To: Haim R. Branisteanu who wrote (11258)4/3/2004 7:21:06 AM
From: Wyätt Gwyön  Read Replies (1) | Respond to of 110194
 
did you account for the price of carry - e.g. storage, interest expenses etc.?

i wasn't aware that a futures contract needed to be stored anywhere but on a computer hard disk. i think you are confusing the future with holding physical inventory. nor are there interest expenses in my case at least. obviously, though, there is an opportunity cost of holding a non-interest-bearing asset vs. cash. but thanks to Greenspan, the amount of interest gained on cash is basically zero.
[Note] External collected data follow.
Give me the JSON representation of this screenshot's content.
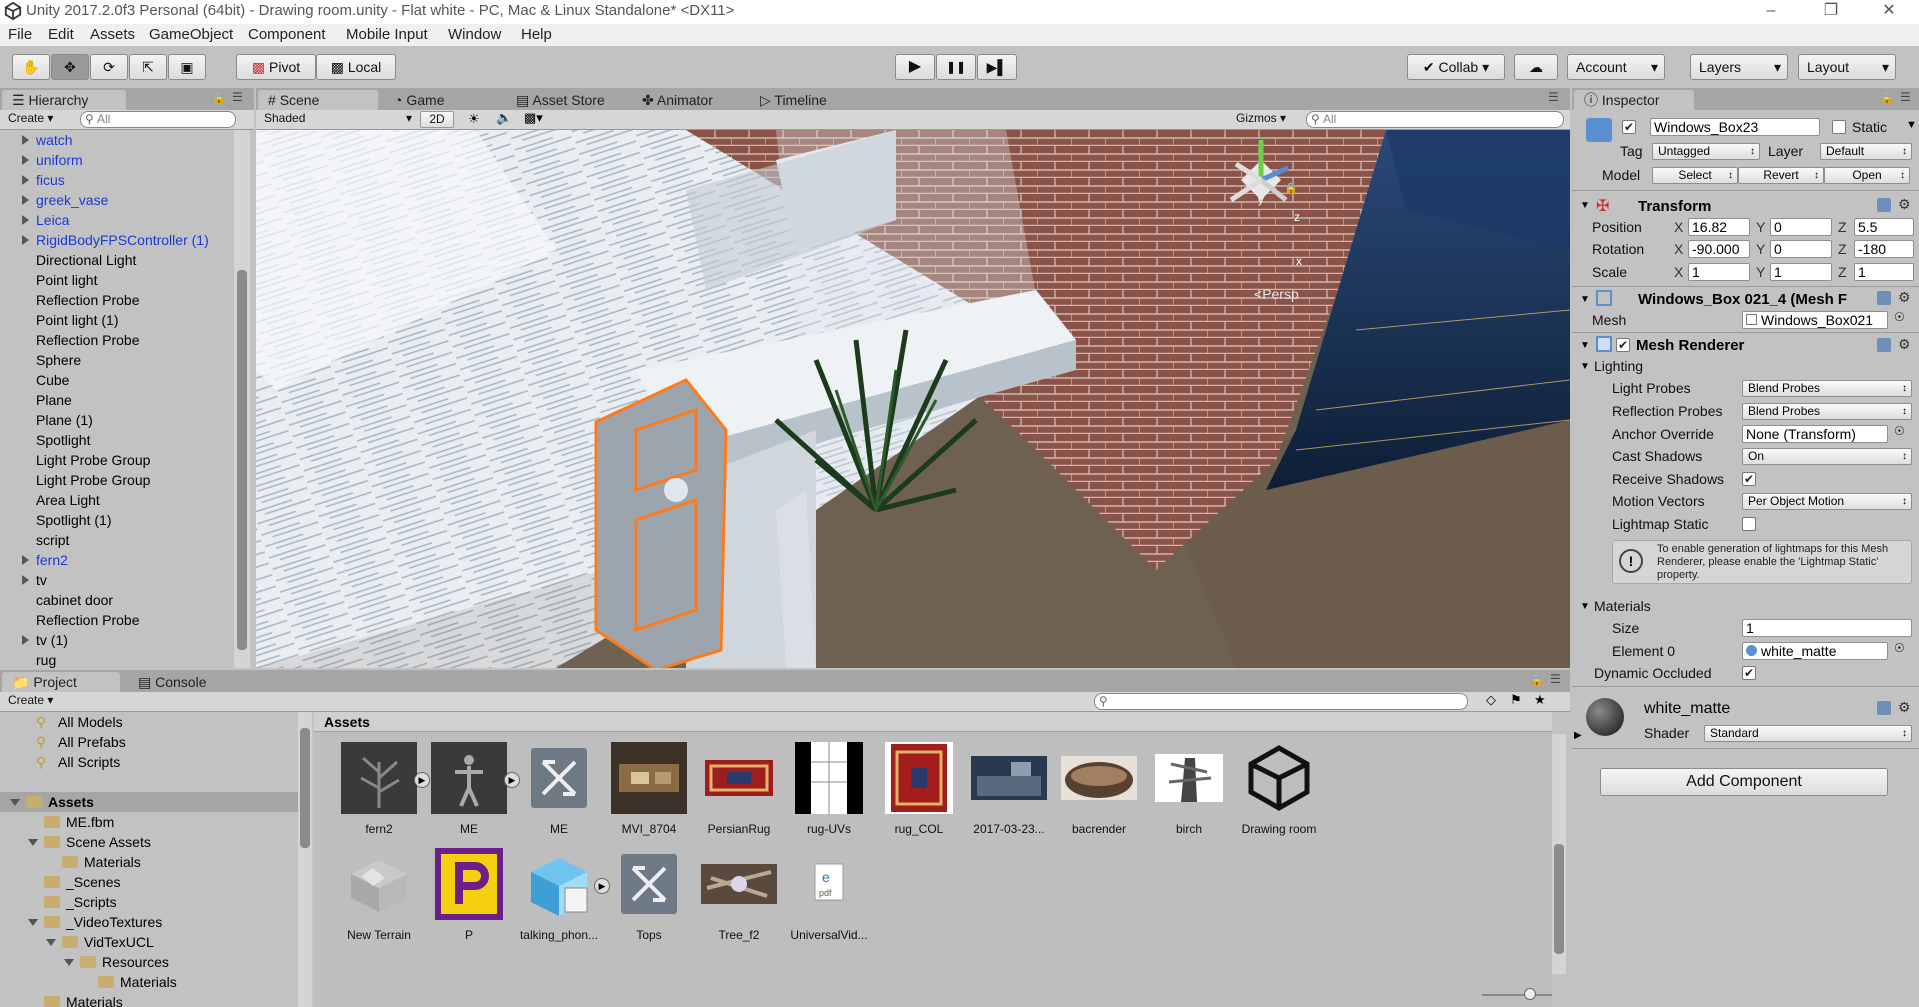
{
  "window": {
    "title": "Unity 2017.2.0f3 Personal (64bit) - Drawing room.unity - Flat white - PC, Mac & Linux Standalone* <DX11>",
    "minimize": "–",
    "maximize": "❐",
    "close": "✕"
  },
  "menubar": [
    "File",
    "Edit",
    "Assets",
    "GameObject",
    "Component",
    "Mobile Input",
    "Window",
    "Help"
  ],
  "toolbar": {
    "pivot": "Pivot",
    "local": "Local",
    "play": "▶",
    "pause": "❚❚",
    "step": "▶▌",
    "collab": "Collab ▾",
    "account": "Account",
    "layers": "Layers",
    "layout": "Layout"
  },
  "hierarchy": {
    "tab": "Hierarchy",
    "create": "Create ▾",
    "search_placeholder": "All",
    "items": [
      {
        "label": "watch",
        "blue": true,
        "expand": true
      },
      {
        "label": "uniform",
        "blue": true,
        "expand": true
      },
      {
        "label": "ficus",
        "blue": true,
        "expand": true
      },
      {
        "label": "greek_vase",
        "blue": true,
        "expand": true
      },
      {
        "label": "Leica",
        "blue": true,
        "expand": true
      },
      {
        "label": "RigidBodyFPSController (1)",
        "blue": true,
        "expand": true
      },
      {
        "label": "Directional Light",
        "blue": false,
        "expand": false
      },
      {
        "label": "Point light",
        "blue": false,
        "expand": false
      },
      {
        "label": "Reflection Probe",
        "blue": false,
        "expand": false
      },
      {
        "label": "Point light (1)",
        "blue": false,
        "expand": false
      },
      {
        "label": "Reflection Probe",
        "blue": false,
        "expand": false
      },
      {
        "label": "Sphere",
        "blue": false,
        "expand": false
      },
      {
        "label": "Cube",
        "blue": false,
        "expand": false
      },
      {
        "label": "Plane",
        "blue": false,
        "expand": false
      },
      {
        "label": "Plane (1)",
        "blue": false,
        "expand": false
      },
      {
        "label": "Spotlight",
        "blue": false,
        "expand": false
      },
      {
        "label": "Light Probe Group",
        "blue": false,
        "expand": false
      },
      {
        "label": "Light Probe Group",
        "blue": false,
        "expand": false
      },
      {
        "label": "Area Light",
        "blue": false,
        "expand": false
      },
      {
        "label": "Spotlight (1)",
        "blue": false,
        "expand": false
      },
      {
        "label": "script",
        "blue": false,
        "expand": false
      },
      {
        "label": "fern2",
        "blue": true,
        "expand": true
      },
      {
        "label": "tv",
        "blue": false,
        "expand": true
      },
      {
        "label": "cabinet door",
        "blue": false,
        "expand": false
      },
      {
        "label": "Reflection Probe",
        "blue": false,
        "expand": false
      },
      {
        "label": "tv (1)",
        "blue": false,
        "expand": true
      },
      {
        "label": "rug",
        "blue": false,
        "expand": false
      }
    ]
  },
  "scene": {
    "tabs": [
      "Scene",
      "Game",
      "Asset Store",
      "Animator",
      "Timeline"
    ],
    "shading": "Shaded",
    "mode2d": "2D",
    "gizmos": "Gizmos ▾",
    "search_placeholder": "All",
    "persp": "Persp",
    "axis_y": "y",
    "axis_z": "z",
    "axis_x": "x"
  },
  "inspector": {
    "tab": "Inspector",
    "object_name": "Windows_Box23",
    "static_label": "Static",
    "tag_label": "Tag",
    "tag_value": "Untagged",
    "layer_label": "Layer",
    "layer_value": "Default",
    "model_label": "Model",
    "select": "Select",
    "revert": "Revert",
    "open": "Open",
    "transform": {
      "title": "Transform",
      "position_label": "Position",
      "rotation_label": "Rotation",
      "scale_label": "Scale",
      "px": "16.82",
      "py": "0",
      "pz": "5.5",
      "rx": "-90.000",
      "ry": "0",
      "rz": "-180",
      "sx": "1",
      "sy": "1",
      "sz": "1",
      "x": "X",
      "y": "Y",
      "z": "Z"
    },
    "meshfilter": {
      "title": "Windows_Box 021_4 (Mesh F",
      "mesh_label": "Mesh",
      "mesh_value": "Windows_Box021"
    },
    "meshrenderer": {
      "title": "Mesh Renderer",
      "lighting": "Lighting",
      "light_probes_label": "Light Probes",
      "light_probes_value": "Blend Probes",
      "reflection_probes_label": "Reflection Probes",
      "reflection_probes_value": "Blend Probes",
      "anchor_label": "Anchor Override",
      "anchor_value": "None (Transform)",
      "cast_label": "Cast Shadows",
      "cast_value": "On",
      "receive_label": "Receive Shadows",
      "motion_label": "Motion Vectors",
      "motion_value": "Per Object Motion",
      "lightmap_label": "Lightmap Static",
      "info": "To enable generation of lightmaps for this Mesh Renderer, please enable the 'Lightmap Static' property.",
      "materials": "Materials",
      "size_label": "Size",
      "size_value": "1",
      "element_label": "Element 0",
      "element_value": "white_matte",
      "dynamic_label": "Dynamic Occluded"
    },
    "material": {
      "name": "white_matte",
      "shader_label": "Shader",
      "shader_value": "Standard"
    },
    "add_component": "Add Component"
  },
  "project": {
    "tabs": [
      "Project",
      "Console"
    ],
    "create": "Create ▾",
    "favorites": [
      "All Models",
      "All Prefabs",
      "All Scripts"
    ],
    "tree": [
      {
        "label": "Assets",
        "bold": true,
        "indent": 0,
        "arrow": "down"
      },
      {
        "label": "ME.fbm",
        "indent": 1,
        "arrow": "none"
      },
      {
        "label": "Scene Assets",
        "indent": 1,
        "arrow": "down"
      },
      {
        "label": "Materials",
        "indent": 2,
        "arrow": "none"
      },
      {
        "label": "_Scenes",
        "indent": 1,
        "arrow": "none"
      },
      {
        "label": "_Scripts",
        "indent": 1,
        "arrow": "none"
      },
      {
        "label": "_VideoTextures",
        "indent": 1,
        "arrow": "down"
      },
      {
        "label": "VidTexUCL",
        "indent": 2,
        "arrow": "down"
      },
      {
        "label": "Resources",
        "indent": 3,
        "arrow": "down"
      },
      {
        "label": "Materials",
        "indent": 4,
        "arrow": "none"
      },
      {
        "label": "Materials",
        "indent": 1,
        "arrow": "none"
      }
    ],
    "assets_header": "Assets",
    "assets": [
      {
        "label": "fern2",
        "kind": "fern"
      },
      {
        "label": "ME",
        "kind": "me"
      },
      {
        "label": "ME",
        "kind": "prefab"
      },
      {
        "label": "MVI_8704",
        "kind": "room"
      },
      {
        "label": "PersianRug",
        "kind": "rug"
      },
      {
        "label": "rug-UVs",
        "kind": "uvs"
      },
      {
        "label": "rug_COL",
        "kind": "rugcol"
      },
      {
        "label": "2017-03-23...",
        "kind": "photo"
      },
      {
        "label": "bacrender",
        "kind": "bac"
      },
      {
        "label": "birch",
        "kind": "birch"
      },
      {
        "label": "Drawing room",
        "kind": "unity"
      },
      {
        "label": "New Terrain",
        "kind": "terrain"
      },
      {
        "label": "P",
        "kind": "p"
      },
      {
        "label": "talking_phon...",
        "kind": "cube"
      },
      {
        "label": "Tops",
        "kind": "prefab"
      },
      {
        "label": "Tree_f2",
        "kind": "tree"
      },
      {
        "label": "UniversalVid...",
        "kind": "pdf"
      }
    ]
  },
  "colors": {
    "accent_blue": "#1b3ad2",
    "selection_orange": "#ff7a1a",
    "unity_bg": "#c2c2c2"
  }
}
To: Haim R. Branisteanu who wrote (11258)4/3/2004 7:57:39 AM
From: Wyätt Gwyön  Read Replies (1) | Respond to of 110194
 
what will be your cost of holding the contract as compared a (so called risk free) 5 year treasury note

i think yesterday showed the 5y T-Note is anything but risk free. it lost more than a point on the day. risk-free would be 90-day Bills, or basically a yield of nada.

thinking about the "price of carry" again, those are expenses borne by the counterparty (seller of the contract). but i doubt the counterparty is buying crude at spot for $34, storing it for 5.5 years with all attendant costs, and then agreeing to sell it for $27.70. i hope they are not that stupid. more likely they are expecting a huge drop in crude price, which is what backwardation implies. and maybe they do some delta hedging in the interim.

the original point is that if you want to know where the market thinks crude is going, you don't need to look at the OSX. just look at the futures and you will see exact prices which are the market's opinions. with backwardation, their current opinion on crude price direction in the coming years can be summarized in one word: DOWN.